Thomas Kuhn menambahkan perspektif penting tentang
paradigma dalam perkembangan ilmu pengetahuan: paradigma ilmiah menjadi kerangka
dasar asumsi, nilai, dan metode yang diterima oleh komunitas ilmiah dalam
suatu periode.
Ketika terjadi fenomena anomalus yang tak lagi mampu
dijelaskan oleh paradigma dominan, maka krisis ilmiah dapat muncul dan
mendorong pergeseran paradigma (paradigm shift) menuju kerangka baru
yang lebih mampu menjelaskan realitas. Hal ini menunjukkan bahwa paradigma
berpikir rasional-saintifik bukanlah final atau absolut; ia juga berkembang dan
dapat digantikan seiring munculnya bukti baru.

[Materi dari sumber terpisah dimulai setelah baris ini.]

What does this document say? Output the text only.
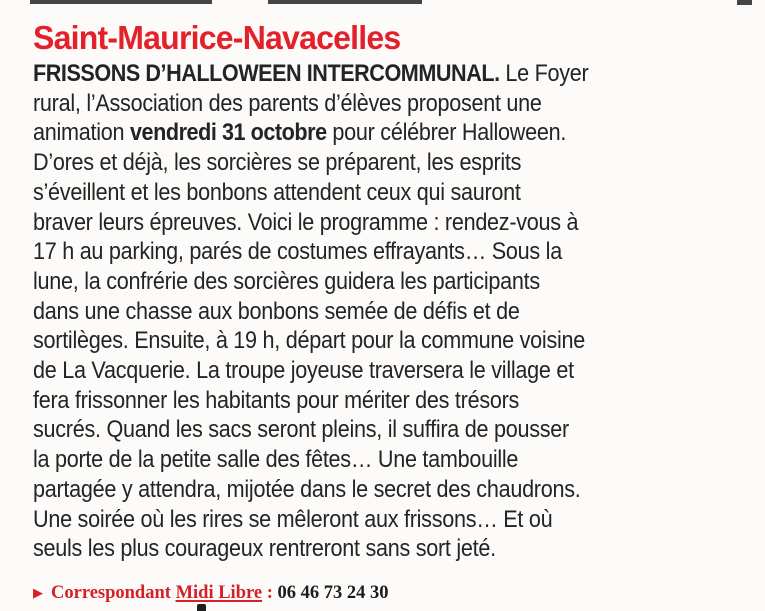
Saint-Maurice-Navacelles
FRISSONS D’HALLOWEEN INTERCOMMUNAL. Le Foyer
rural, l’Association des parents d’élèves proposent une
animation vendredi 31 octobre pour célébrer Halloween.
D’ores et déjà, les sorcières se préparent, les esprits
s’éveillent et les bonbons attendent ceux qui sauront
braver leurs épreuves. Voici le programme : rendez-vous à
17 h au parking, parés de costumes effrayants… Sous la
lune, la confrérie des sorcières guidera les participants
dans une chasse aux bonbons semée de défis et de
sortilèges. Ensuite, à 19 h, départ pour la commune voisine
de La Vacquerie. La troupe joyeuse traversera le village et
fera frissonner les habitants pour mériter des trésors
sucrés. Quand les sacs seront pleins, il suffira de pousser
la porte de la petite salle des fêtes… Une tambouille
partagée y attendra, mijotée dans le secret des chaudrons.
Une soirée où les rires se mêleront aux frissons… Et où
seuls les plus courageux rentreront sans sort jeté.
▶ Correspondant Midi Libre : 06 46 73 24 30
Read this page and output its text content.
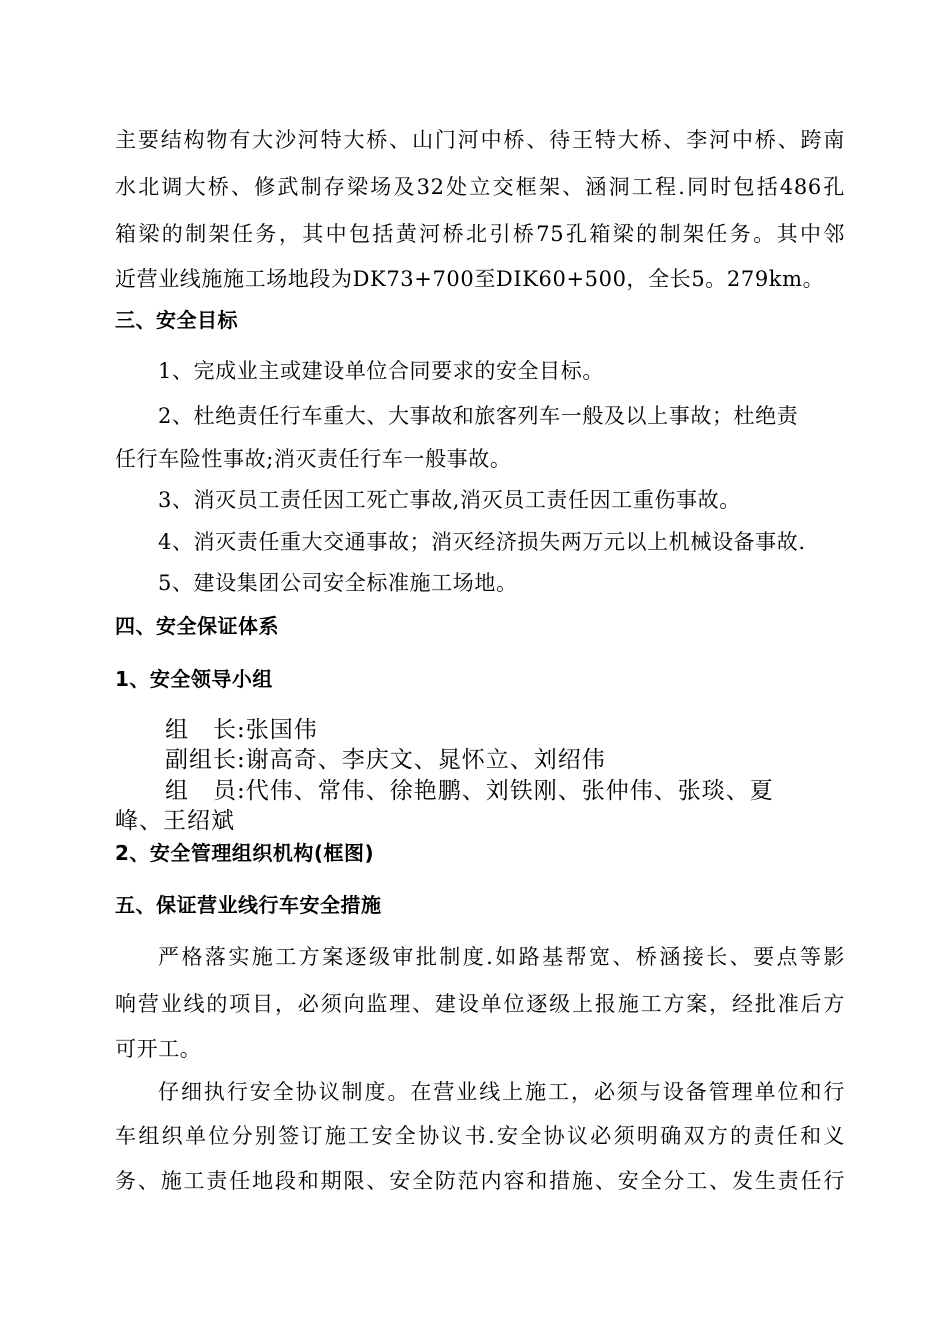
主要结构物有大沙河特大桥、山门河中桥、待王特大桥、李河中桥、跨南
水北调大桥、修武制存梁场及32处立交框架、涵洞工程.同时包括486孔
箱梁的制架任务，其中包括黄河桥北引桥75孔箱梁的制架任务。其中邻
近营业线施施工场地段为DK73+700至DIK60+500，全长5。279km。
三、安全目标
1、完成业主或建设单位合同要求的安全目标。
2、杜绝责任行车重大、大事故和旅客列车一般及以上事故；杜绝责
任行车险性事故;消灭责任行车一般事故。
3、消灭员工责任因工死亡事故,消灭员工责任因工重伤事故。
4、消灭责任重大交通事故；消灭经济损失两万元以上机械设备事故.
5、建设集团公司安全标准施工场地。
四、安全保证体系
1、安全领导小组
组　长:张国伟
副组长:谢高奇、李庆文、晁怀立、刘绍伟
组　员:代伟、常伟、徐艳鹏、刘铁刚、张仲伟、张琰、夏
峰、王绍斌
2、安全管理组织机构(框图)
五、保证营业线行车安全措施
严格落实施工方案逐级审批制度.如路基帮宽、桥涵接长、要点等影
响营业线的项目，必须向监理、建设单位逐级上报施工方案，经批准后方
可开工。
仔细执行安全协议制度。在营业线上施工，必须与设备管理单位和行
车组织单位分别签订施工安全协议书.安全协议必须明确双方的责任和义
务、施工责任地段和期限、安全防范内容和措施、安全分工、发生责任行
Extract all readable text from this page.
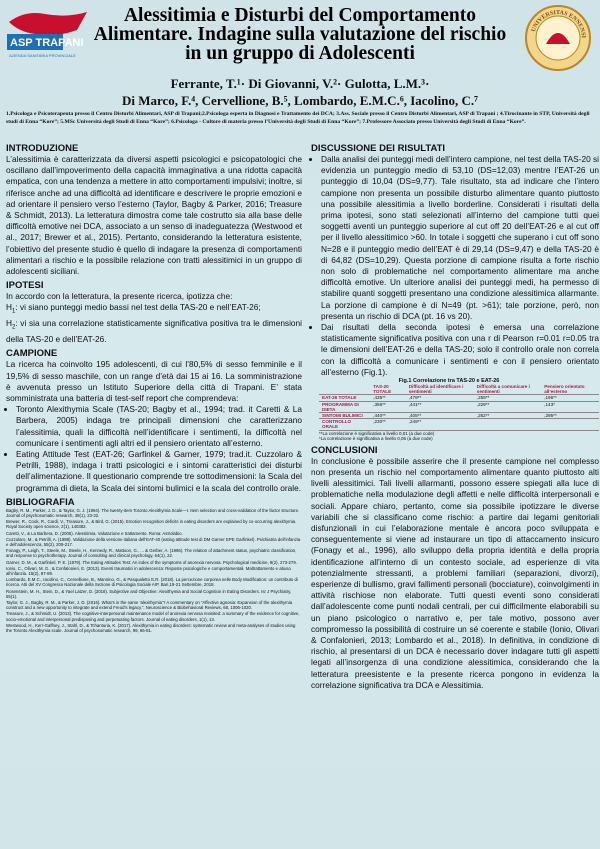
ASP TRAPANI
AZIENDA SANITARIA PROVINCIALE
Alessitimia e Disturbi del Comportamento Alimentare. Indagine sulla valutazione del rischio in un gruppo di Adolescenti
UNIVERSITAS ENNENSI
Ferrante, T.¹· Di Giovanni, V.²· Gulotta, L.M.³·
Di Marco, F.⁴, Cervellione, B.⁵, Lombardo, E.M.C.⁶, Iacolino, C.⁷
1.Psicologa e Psicoterapeuta presso il Centro Disturbi Alimentari, ASP di Trapani;2.Psicologa esperta in Diagnosi e Trattamento dei DCA; 3.Ass. Sociale presso il Centro Disturbi Alimentari, ASP di Trapani ; 4.Tirocinante in STP, Università degli studi di Enna “Kore”; 5.MSc Università degli Studi di Enna “Kore”; 6.Psicologa - Cultore di materia presso l’Università degli Studi di Enna “Kore”; 7.Professore Associato presso Università degli Studi di Enna “Kore”.
INTRODUZIONE

L’alessitimia è caratterizzata da diversi aspetti psicologici e psicopatologici che oscillano dall’impoverimento della capacità immaginativa a una ridotta capacità empatica, con una tendenza a mettere in atto comportamenti impulsivi; inoltre, si riferisce anche ad una difficoltà ad identificare e descrivere le proprie emozioni e ad orientare il pensiero verso l’esterno (Taylor, Bagby & Parker, 2016; Treasure & Schmidt, 2013). La letteratura dimostra come tale costrutto sia alla base delle difficoltà emotive nei DCA, associato a un senso di inadeguatezza (Westwood et al., 2017; Brewer et al., 2015). Pertanto, considerando la letteratura esistente, l’obiettivo del presente studio è quello di indagare la presenza di comportamenti alimentari a rischio e la possibile relazione con tratti alessitimici in un gruppo di adolescenti siciliani.

IPOTESI

In accordo con la letteratura, la presente ricerca, ipotizza che:

$H_1$: vi siano punteggi medio bassi nel test della TAS-20 e nell’EAT-26;

$H_2$: vi sia una correlazione statisticamente significativa positiva tra le dimensioni della TAS-20 e dell’EAT-26.

CAMPIONE

La ricerca ha coinvolto 195 adolescenti, di cui l’80,5% di sesso femminile e il 19,5% di sesso maschile, con un range d’età dai 15 ai 16. La somministrazione è avvenuta presso un Istituto Superiore della città di Trapani. E’ stata somministrata una batteria di test-self report che comprendeva:

• Toronto Alexithymia Scale (TAS-20; Bagby et al., 1994; trad. it Caretti & La Barbera, 2005) indaga tre principali dimensioni che caratterizzano l’alessitimia, quali la difficoltà nell’identificare i sentimenti, la difficoltà nel comunicare i sentimenti agli altri ed il pensiero orientato all’esterno.
• Eating Attitude Test (EAT-26; Garfinkel & Garner, 1979; trad.it. Cuzzolaro & Petrilli, 1988), indaga i tratti psicologici e i sintomi caratteristici dei disturbi dell’alimentazione. Il questionario comprende tre sottodimensioni: la Scala del programma di dieta, la Scala dei sintomi bulimici e la scala del controllo orale.
BIBLIOGRAFIA

Bagby, R. M., Parker, J. D., & Taylor, G. J. (1994). The twenty-item Toronto Alexithymia Scale—I. Item selection and cross-validation of the factor structure. Journal of psychosomatic research, 38(1), 23-32.

Brewer, R., Cook, R., Cardi, V., Treasure, J., & Bird, G. (2015). Emotion recognition deficits in eating disorders are explained by co-occurring alexithymia. Royal Society open science, 2(1), 140382.

Caretti, V., & La Barbera, D. (2005). Alessitimia. Valutazione e trattamento. Roma: Astrolabio.

Cuzzolaro, M., & Petrilli, A. (1988). Validazione della versione italiana dell’EAT-40 (eating attitude test di DM Garner EPE Garfinkel). Psichiatria dell’infanzia e dell’adolescenza, 55(2), 209-217.

Fonagy, P., Leigh, T., Steele, M., Steele, H., Kennedy, R., Mattoon, G., ... & Gerber, A. (1996). The relation of attachment status, psychiatric classification, and response to psychotherapy. Journal of consulting and clinical psychology, 64(1), 22.

Garner, D. M., & Garfinkel, P. E. (1979). The Eating Attitudes Test: An index of the symptoms of anorexia nervosa. Psychological medicine, 9(2), 273-279.

Ionio, C., Olivari, M. G., & Confalonieri, E. (2013). Eventi traumatici in adolescenza: Risposte psicologiche e comportamentali. Maltrattamento e abuso all’infanzia. 15(2), 87-89.

Lombardo, E.M.C., Iacolino, C., Cervellione, B., Mannino, G., & Pasqualetto E.R. (2018). La percezione corporea nelle Body Modification: un contributo di ricerca. Atti del XV Congresso Nazionale della Sezione di Psicologia Sociale AIP, Bari,19-21 Settembre, 2018.

Rosenstein, M. H., Stein, D., & Yael Latzer, D. (2018). Subjective and Objective: Alexithymia and Social Cognition in Eating Disorders. Isr J Psychiatry, 55(1).

Taylor, G. J., Bagby, R. M., & Parker, J. D. (2016). What’s in the name ‘alexithymia’? A commentary on “Affective agnosia: Expansion of the alexithymia construct and a new opportunity to integrate and extend Freud’s legacy.”. Neuroscience & Biobehavioral Reviews, 68, 1006-1020.

Treasure, J., & Schmidt, U. (2013). The cognitive-interpersonal maintenance model of anorexia nervosa revisited: a summary of the evidence for cognitive, socio-emotional and interpersonal predisposing and perpetuating factors. Journal of eating disorders, 1(1), 13.

Westwood, H., Kerr-Gaffney, J., Stahl, D., & Tchanturia, K. (2017). Alexithymia in eating disorders: systematic review and meta-analyses of studies using the Toronto Alexithymia scale. Journal of psychosomatic research, 99, 66-81.

DISCUSSIONE DEI RISULTATI
• Dalla analisi dei punteggi medi dell’intero campione, nel test della TAS-20 si evidenzia un punteggio medio di 53,10 (DS=12,03) mentre l’EAT-26 un punteggio di 10,04 (DS=9,77). Tale risultato, sta ad indicare che l’intero campione non presenta un possibile disturbo alimentare quanto piuttosto una possibile alessitimia a livello borderline. Considerati i risultati della prima ipotesi, sono stati selezionati all’interno del campione tutti quei soggetti aventi un punteggio superiore al cut off 20 dell’EAT-26 e al cut off per il livello alessitimico >60. In totale i soggetti che superano i cut off sono N=28 e il punteggio medio dell’EAT è di 29,14 (DS=9,47) e della TAS-20 è di 64,82 (DS=10,29). Questa porzione di campione risulta a forte rischio non solo di problematiche nel comportamento alimentare ma anche difficoltà emotive. Un ulteriore analisi dei punteggi medi, ha permesso di stabilire quanti soggetti presentano una condizione alessitimica allarmante. La porzione di campione è di N=49 (pt. >61); tale porzione, però, non presenta un rischio di DCA (pt. 16 vs 20).
• Dai risultati della seconda ipotesi è emersa una correlazione statisticamente significativa positiva con una r di Pearson r=0.01 r=0.05 tra le dimensioni dell’EAT-26 e della TAS-20; solo il controllo orale non correla con la difficoltà a comunicare i sentimenti e con il pensiero orientato all’esterno (Fig.1).
Fig.1 Correlazione tra TAS-20 e EAT-26
	TAS-20 TOTALE	Difficoltà ad identificare i sentimenti	Difficoltà a comunicare i sentimenti	Pensiero orientato all’esterno
EAT-26 TOTALE	,435**	,479**	,259**	,196**
PROGRAMMA DI DIETA	,386**	,441**	,229**	,143*
SINTOMI BULIMICI	,440**	,405**	,262**	,295**
CONTROLLO ORALE	,230**	,249**		
**La correlazione è significativa a livello 0,01 (a due code)
*La correlazione è significativa a livello 0,05 (a due code)
CONCLUSIONI

In conclusione è possibile asserire che il presente campione nel complesso non presenta un rischio nel comportamento alimentare quanto piuttosto alti livelli alessitimici. Tali livelli allarmanti, possono essere spiegati alla luce di problematiche nella modulazione degli affetti e nelle difficoltà interpersonali e sociali. Appare chiaro, pertanto, come sia possibile ipotizzare le diverse variabili che si classificano come rischio: a partire dai legami genitoriali disfunzionali in cui l’elaborazione mentale è ancora poco sviluppata e conseguentemente si viene ad instaurare un tipo di attaccamento insicuro (Fonagy et al., 1996), allo sviluppo della propria identità e della propria identificazione all’interno di un contesto sociale, ad esperienze di vita potenzialmente stressanti, a problemi familiari (separazioni, divorzi), esperienze di bullismo, gravi fallimenti personali (bocciature), coinvolgimenti in attività rischiose non elaborate. Tutti questi eventi sono considerati dall’adolescente come punti nodali centrali, per cui difficilmente elaborabili su un piano psicologico o narrativo e, per tale motivo, possono aver compromesso la possibilità di costruire un sé coerente e stabile (Ionio, Olivari & Confalonieri, 2013; Lombardo et al., 2018). In definitiva, in condizione di rischio, al presentarsi di un DCA è necessario dover indagare tutti gli aspetti legati all’insorgenza di una condizione alessitimica, considerando che la letteratura preesistente e la presente ricerca pongono in evidenza la correlazione significativa tra DCA e Alessitimia.
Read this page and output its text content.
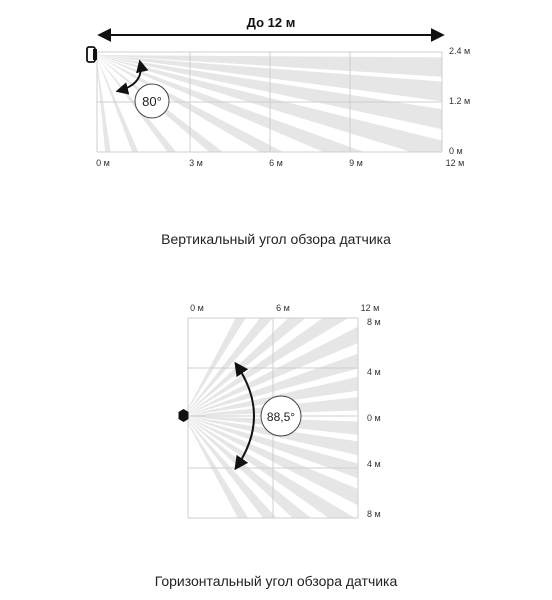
До 12 м
80°
0 м	3 м	6 м	9 м	12 м
2.4 м
1.2 м
0 м
88,5°
0 м	6 м	12 м
8 м
4 м
0 м
4 м
8 м
Вертикальный угол обзора датчика
Горизонтальный угол обзора датчика
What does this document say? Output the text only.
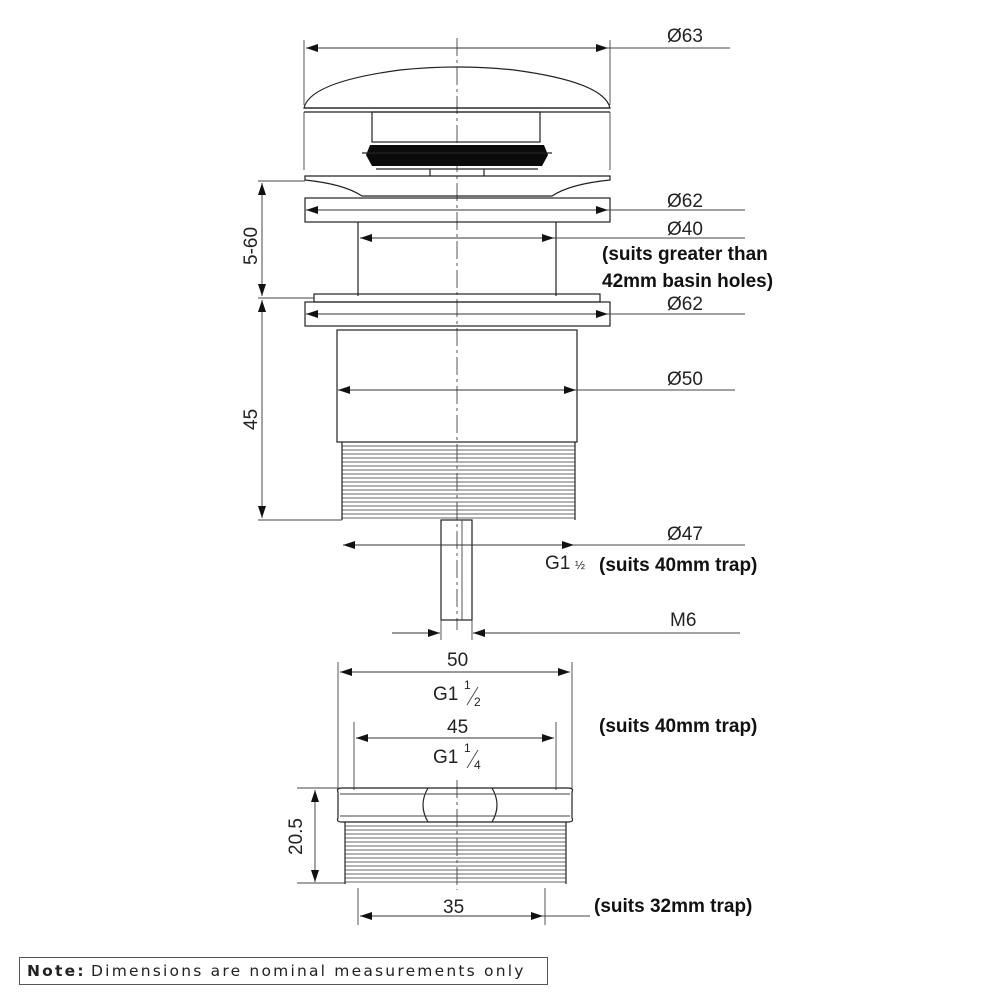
Ø63
Ø62
Ø40
(suits greater than
42mm basin holes)
Ø62
Ø50
Ø47
G1 ½ (suits 40mm trap)
M6
5-60
45
50
G1 1
2
45
G1 1
4
(suits 40mm trap)
20.5
35	(suits 32mm trap)
Note:  Dimensions are nominal measurements only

Dalam praktik kontemporer, paradigma rasional dan
saintifik memiliki implikasi penting di berbagai bidang: sains alam, ilmu
sosial, kesehatan, hingga kebijakan publik. Sebagai contoh, paradigma
positivisme penelitian (positivism paradigm) menekankan bahwa kenyataan
objektif dapat diukur dan dirumuskan melalui metode kuantitatif dan verifikasi
empiris. Namun, kritik terhadap positivisme menunjukkan bahwa tak semua aspek
realitas manusia dapat sepenuhnya direduksi menjadi angka atau variable, mendorong
munculnya paradigma alternatif seperti interpretivisme, konstruktivisme, dan
paradigme kritis.
Paradigma berpikir rasional-saintifik idealnya mampu
bersikap inklusif terhadap metode campuran (mixed methods) atau pendekatan
multidisipliner, sehingga reflektif terhadap keterbatasan sendiri dan tetap
terbuka terhadap kompleksitas realitas.
Dalam karyanya Nizham al-Islam dan Asy-Syakhshiyyah
al-Islamiyyah, An-Nabhani (1909-1977) mendefinisikan berpikir sebagai proses yang
melibatkan empat unsur pokok: realitas (al-wāqi‘), indera (al-hiss), otak
(al-dimāgh), dan informasi sebelumnya (al-ma‘lūmāt as-sābiqah).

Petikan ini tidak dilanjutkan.